Surely they will, and maybe alongside them could go this myth that there is an ‘endogenous’ depression, just a lottery where some people are just born unlucky. Perhaps we could let the myth go too that says from our amazing, but still primitive and rudimentary understanding of genetics and the human genome that we can explain everything with Bio-chemistry and Neuro-science. This is a near tragic hubris that Greek culture would have understood all too well; the brilliant hero (in this case science) falls in love with the image of their power and achievements (genuine and substantial) and then they begin to fall into darkness. For whatever the real statistic, far too many Europeans, far too many people in the West, who have relative ease and comfort in their lives, suffer from depression of the mind, loss of spirit. In that context Pressfield’s analysis of the consequences of ‘Resistance’ become all the more interesting,

“A low-grade misery pervades everything. We’re bored, we’re restless…There’s guilt but we can’t put our finger on the source. We want to go back to bed; we want to get up and party. We feel unloved and unlovable. We’re disgusted. We hate our lives. We hate ourselves. Unalleviated, Resistance mounts to a pitch that becomes unendurable. At this point vices kick in. Dope, adultery, web surfing. Beyond that, Resistance becomes clinical.”

The War of Art

Resistance for Pressfield arises when we do not do our Art. Be that writing, be that setting up our own business, going on a diet or fitness regime, setting up a charitable event or choosing to meditate. Anything we value brings up the resistance, and the greater the value the more the subconscious fear generates, you guessed it ‘Resistance’. Pressfield jokes in one section, that day when you are working in Calcutta for the Mother Teresa Foundation and you get the idea that returning to the states to begin a career in telemarketing is a good idea, you know that Resistance is buying that ticket for you.

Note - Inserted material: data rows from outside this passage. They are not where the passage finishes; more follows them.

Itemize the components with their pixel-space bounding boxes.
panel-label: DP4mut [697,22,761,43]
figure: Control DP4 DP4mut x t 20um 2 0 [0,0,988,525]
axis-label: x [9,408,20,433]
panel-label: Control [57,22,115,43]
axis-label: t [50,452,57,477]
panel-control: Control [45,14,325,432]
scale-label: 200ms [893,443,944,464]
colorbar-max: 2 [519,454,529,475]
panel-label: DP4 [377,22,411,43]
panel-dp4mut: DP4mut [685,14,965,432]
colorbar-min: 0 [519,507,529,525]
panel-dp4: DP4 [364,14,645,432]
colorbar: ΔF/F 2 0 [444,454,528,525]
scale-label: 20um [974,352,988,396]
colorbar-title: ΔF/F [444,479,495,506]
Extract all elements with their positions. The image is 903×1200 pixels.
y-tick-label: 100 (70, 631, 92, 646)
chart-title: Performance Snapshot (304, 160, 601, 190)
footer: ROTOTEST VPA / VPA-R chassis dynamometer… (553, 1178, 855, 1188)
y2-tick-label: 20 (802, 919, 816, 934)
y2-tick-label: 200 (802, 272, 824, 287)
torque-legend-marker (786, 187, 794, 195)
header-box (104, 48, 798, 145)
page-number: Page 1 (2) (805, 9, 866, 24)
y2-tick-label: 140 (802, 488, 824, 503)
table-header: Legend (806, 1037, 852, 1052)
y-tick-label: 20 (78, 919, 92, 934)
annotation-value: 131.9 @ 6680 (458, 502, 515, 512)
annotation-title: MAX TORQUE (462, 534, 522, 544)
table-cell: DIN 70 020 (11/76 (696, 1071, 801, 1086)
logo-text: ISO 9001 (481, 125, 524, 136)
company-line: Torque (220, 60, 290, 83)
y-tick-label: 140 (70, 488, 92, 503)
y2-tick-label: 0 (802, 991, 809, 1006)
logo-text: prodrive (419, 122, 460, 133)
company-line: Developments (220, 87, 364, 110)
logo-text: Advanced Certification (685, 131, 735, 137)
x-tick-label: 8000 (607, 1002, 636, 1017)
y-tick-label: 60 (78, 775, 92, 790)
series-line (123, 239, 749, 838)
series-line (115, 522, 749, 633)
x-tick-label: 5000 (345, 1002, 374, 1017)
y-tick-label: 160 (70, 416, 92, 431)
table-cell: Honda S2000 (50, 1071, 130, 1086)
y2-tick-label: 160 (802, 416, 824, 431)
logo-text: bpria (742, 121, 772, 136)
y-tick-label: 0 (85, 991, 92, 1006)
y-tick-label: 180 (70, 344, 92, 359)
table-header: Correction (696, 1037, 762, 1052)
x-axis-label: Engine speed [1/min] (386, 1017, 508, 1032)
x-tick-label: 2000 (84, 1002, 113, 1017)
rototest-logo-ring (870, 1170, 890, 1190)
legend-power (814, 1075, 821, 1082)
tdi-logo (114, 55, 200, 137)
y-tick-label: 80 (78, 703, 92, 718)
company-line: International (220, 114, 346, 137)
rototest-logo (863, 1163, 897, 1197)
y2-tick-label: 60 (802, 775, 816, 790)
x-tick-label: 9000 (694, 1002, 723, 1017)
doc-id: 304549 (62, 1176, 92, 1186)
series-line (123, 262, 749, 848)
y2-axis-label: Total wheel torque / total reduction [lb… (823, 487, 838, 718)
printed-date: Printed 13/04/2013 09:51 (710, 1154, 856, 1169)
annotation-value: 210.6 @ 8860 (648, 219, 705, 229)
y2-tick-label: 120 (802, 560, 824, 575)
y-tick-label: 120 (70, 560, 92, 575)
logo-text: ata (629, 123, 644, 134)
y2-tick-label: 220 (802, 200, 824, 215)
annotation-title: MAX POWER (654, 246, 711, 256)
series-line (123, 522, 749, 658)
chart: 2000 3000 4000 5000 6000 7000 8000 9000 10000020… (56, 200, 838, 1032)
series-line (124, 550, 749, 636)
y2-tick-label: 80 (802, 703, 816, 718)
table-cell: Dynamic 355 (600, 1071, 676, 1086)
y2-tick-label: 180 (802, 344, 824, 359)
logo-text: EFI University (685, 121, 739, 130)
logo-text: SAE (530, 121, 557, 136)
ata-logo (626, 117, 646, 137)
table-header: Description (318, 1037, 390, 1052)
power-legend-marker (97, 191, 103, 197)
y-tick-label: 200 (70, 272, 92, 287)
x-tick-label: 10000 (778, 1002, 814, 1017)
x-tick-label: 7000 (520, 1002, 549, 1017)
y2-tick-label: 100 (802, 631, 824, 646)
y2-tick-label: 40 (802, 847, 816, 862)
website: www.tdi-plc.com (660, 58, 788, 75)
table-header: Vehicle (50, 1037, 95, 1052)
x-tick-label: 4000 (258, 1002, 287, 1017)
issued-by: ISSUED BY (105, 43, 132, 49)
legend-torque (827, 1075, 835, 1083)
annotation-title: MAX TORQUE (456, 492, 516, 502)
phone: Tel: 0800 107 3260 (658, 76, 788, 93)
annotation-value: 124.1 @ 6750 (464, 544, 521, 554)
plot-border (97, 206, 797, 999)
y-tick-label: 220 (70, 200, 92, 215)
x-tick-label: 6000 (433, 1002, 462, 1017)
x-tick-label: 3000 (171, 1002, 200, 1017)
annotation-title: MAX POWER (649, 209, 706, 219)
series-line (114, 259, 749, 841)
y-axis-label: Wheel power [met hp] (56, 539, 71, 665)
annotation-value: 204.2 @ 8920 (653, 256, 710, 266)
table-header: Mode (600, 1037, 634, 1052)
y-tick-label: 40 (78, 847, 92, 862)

In following Pressfield’s wonderfully wise and bold thesis and applying it to this culture of ours, with such in many ways graceful lives and yet so much mental suffering and you would have to say that maybe we are not prepared for the freedom we have created for ourselves. Maybe we cannot handle our resistance to what is valuable in life, in the world and in ourselves. This spectre of our own subconscious fear of our power (and glory) ‘Resistance’ sees so many kindly people walk in despair to their G.P.’s desperate for drugs. Legal pushing. That sees the drug companies who make billions from this trade become hardly the most motivated in searching for another solution. It’s all ‘Resistance’. Resistance to the truth, resistance to the real value of the human life, the human heart with all its glorious sadness and fierce love.

People undergo loss, they lose their jobs, lose the people they love and alongside life’s losses and crazy pace they begin to lose themselves, truly the greatest loss of all. In all this loss they do not know where to turn. They look to the church, the medical establishment, they look to astrologers and psychotherapists, if they can find the courage to look at all, and admit their lonely suffering. If we are one of the people that these folks turn to, even if only rarely (think of those beleaguered doctors) then we have to ask ourselves what we are going to do when we are approached…

For that is a real question. Real questions have a tendency to bring up that old favourite of Pressfield’s, ‘Resistance’.